En una medida destinada a mejorar la calidad del aire y reducir el congestionamiento urbano, las autoridades de Cali han actualizado el programa de restricción vehicular denominado Pico y Placa. Este sistema, que regula el tránsito basándose en los números finales de las placas de los vehículos, busca disminuir tanto la contaminación como el número de accidentes en la ciudad. Durante el primer semestre de 2025, se ha establecido un cronograma específico para determinar cuándo pueden circular ciertos tipos de automóviles dentro del perímetro urbano de la ciudad. Algunos vehículos están exentos de estas normativas, lo que permite una flexibilidad en su aplicación.
El programa de restricción vehicular en Cali se fundamenta en una rotación diaria según el último dígito de las placas. Para este martes, los vehículos particulares con placas terminadas en 7 y 8 no podrán circular entre las 6:00 y las 20:00 horas. Sin embargo, algunos sectores como los taxis y motocicletas no se ven afectados por esta medida. Por otro lado, el transporte público colectivo deberá ajustarse a las mismas limitaciones si sus placas finalizan en 8 o 9. Estas disposiciones buscan garantizar un tránsito más fluido durante las horas pico.
La implementación del Pico y Placa abarca todo el perímetro urbano del Distrito Especial de Santiago de Cali. No obstante, los sábados, domingos y días festivos quedan excluidos de dicha regulación. Asimismo, ciertos vehículos gozan de exención debido a su naturaleza o función. Entre ellos destacan aquellos dedicados a servicios de emergencia, vehículos oficiales, autos híbridos y eléctricos, además de camiones cuya capacidad supera las cinco toneladas. También existe la posibilidad de pagar una tasa especial para evitar la restricción.
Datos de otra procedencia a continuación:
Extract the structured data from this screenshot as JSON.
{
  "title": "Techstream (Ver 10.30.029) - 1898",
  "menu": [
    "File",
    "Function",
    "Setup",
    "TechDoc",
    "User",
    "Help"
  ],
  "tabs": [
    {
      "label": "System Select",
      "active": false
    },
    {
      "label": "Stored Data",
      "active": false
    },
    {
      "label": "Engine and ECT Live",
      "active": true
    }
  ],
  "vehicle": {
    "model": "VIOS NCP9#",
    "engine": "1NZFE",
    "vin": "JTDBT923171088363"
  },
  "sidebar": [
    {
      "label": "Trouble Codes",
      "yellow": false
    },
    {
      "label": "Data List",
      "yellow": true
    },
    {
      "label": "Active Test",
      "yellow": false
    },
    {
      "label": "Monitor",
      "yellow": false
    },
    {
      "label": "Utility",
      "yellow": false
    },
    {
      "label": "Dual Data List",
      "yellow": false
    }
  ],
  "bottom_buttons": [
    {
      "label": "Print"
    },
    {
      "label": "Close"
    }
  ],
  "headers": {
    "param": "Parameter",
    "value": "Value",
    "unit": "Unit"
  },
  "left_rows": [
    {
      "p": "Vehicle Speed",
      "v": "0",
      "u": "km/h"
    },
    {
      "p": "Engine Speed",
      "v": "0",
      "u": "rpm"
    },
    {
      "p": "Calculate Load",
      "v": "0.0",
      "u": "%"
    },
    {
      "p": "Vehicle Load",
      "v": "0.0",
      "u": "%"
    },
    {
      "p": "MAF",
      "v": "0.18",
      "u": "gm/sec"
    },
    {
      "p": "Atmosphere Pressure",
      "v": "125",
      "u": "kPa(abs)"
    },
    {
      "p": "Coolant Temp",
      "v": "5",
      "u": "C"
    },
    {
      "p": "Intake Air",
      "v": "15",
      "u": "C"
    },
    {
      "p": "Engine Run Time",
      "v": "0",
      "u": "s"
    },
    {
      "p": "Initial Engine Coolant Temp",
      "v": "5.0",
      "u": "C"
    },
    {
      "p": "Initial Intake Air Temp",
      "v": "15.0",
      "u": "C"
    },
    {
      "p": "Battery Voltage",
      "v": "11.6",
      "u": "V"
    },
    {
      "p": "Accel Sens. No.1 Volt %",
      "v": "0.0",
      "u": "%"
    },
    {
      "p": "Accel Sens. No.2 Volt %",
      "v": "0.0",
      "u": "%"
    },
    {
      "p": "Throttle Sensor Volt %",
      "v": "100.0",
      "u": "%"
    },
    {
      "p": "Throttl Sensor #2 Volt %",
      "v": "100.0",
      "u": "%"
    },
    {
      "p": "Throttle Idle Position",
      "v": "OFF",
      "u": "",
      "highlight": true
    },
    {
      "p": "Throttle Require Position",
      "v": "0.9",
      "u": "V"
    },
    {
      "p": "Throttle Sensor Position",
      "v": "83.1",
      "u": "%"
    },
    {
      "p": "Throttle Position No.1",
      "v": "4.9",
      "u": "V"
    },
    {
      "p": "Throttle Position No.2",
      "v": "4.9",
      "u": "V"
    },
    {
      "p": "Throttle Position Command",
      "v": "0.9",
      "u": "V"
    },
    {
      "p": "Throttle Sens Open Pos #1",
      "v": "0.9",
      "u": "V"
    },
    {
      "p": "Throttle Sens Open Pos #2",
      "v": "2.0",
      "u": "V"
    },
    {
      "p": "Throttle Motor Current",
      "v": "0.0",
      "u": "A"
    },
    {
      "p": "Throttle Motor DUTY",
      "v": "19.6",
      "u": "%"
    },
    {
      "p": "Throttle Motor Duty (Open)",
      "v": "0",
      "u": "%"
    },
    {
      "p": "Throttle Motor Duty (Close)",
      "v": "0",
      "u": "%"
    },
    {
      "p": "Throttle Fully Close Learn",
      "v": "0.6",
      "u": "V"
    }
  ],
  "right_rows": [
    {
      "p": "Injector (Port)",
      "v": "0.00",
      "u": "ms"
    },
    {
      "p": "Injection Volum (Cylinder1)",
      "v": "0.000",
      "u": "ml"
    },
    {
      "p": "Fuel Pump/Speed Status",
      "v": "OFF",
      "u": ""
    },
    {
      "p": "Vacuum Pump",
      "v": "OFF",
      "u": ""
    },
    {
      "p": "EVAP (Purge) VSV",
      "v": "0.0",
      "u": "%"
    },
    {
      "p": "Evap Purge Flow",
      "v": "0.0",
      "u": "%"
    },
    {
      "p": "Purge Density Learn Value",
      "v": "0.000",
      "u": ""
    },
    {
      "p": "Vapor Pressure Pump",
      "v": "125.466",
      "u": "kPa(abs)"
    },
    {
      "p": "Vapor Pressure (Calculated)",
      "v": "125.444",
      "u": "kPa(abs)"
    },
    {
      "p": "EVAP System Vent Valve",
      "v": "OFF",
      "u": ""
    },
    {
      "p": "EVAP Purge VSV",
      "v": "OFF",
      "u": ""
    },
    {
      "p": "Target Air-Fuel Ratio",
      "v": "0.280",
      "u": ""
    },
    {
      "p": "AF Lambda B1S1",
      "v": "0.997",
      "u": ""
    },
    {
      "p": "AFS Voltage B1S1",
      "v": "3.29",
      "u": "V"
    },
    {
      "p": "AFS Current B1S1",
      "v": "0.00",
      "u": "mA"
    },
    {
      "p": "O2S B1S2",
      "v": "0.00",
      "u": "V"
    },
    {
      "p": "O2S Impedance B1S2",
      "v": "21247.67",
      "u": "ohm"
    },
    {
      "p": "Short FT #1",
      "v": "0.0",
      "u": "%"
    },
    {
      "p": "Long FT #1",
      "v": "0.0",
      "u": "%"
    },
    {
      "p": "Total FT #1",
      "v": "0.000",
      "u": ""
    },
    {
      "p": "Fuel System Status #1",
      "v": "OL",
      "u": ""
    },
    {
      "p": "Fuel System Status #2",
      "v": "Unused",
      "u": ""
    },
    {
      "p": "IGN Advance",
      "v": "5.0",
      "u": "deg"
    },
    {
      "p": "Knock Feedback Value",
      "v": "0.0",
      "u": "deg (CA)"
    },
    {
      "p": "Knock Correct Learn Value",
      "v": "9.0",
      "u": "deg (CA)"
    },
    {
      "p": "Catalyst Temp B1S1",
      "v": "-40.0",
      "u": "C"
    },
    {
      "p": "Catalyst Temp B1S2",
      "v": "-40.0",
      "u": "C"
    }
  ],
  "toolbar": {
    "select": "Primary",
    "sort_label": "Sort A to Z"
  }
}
Quienes incumplan con las normas establecidas enfrentarán sanciones económicas. Según informaron desde la alcaldía, la multa vigente asciende a 560.000 pesos colombianos. Este castigo busca incentivar el cumplimiento estricto de las disposiciones, contribuyendo así al objetivo primario de mejorar las condiciones ambientales y de seguridad vial en la ciudad.
A través de estas medidas, las autoridades locales esperan lograr una transformación significativa en la movilidad urbana de Cali. Al restringir el acceso de ciertos vehículos en horarios específicos, se espera reducir tanto la contaminación acústica como la atmosférica, mejorando la calidad de vida de los habitantes. Además, se fomenta el uso de medios de transporte alternativos y la adquisición de vehículos más amigables con el medio ambiente, como los eléctricos y híbridos.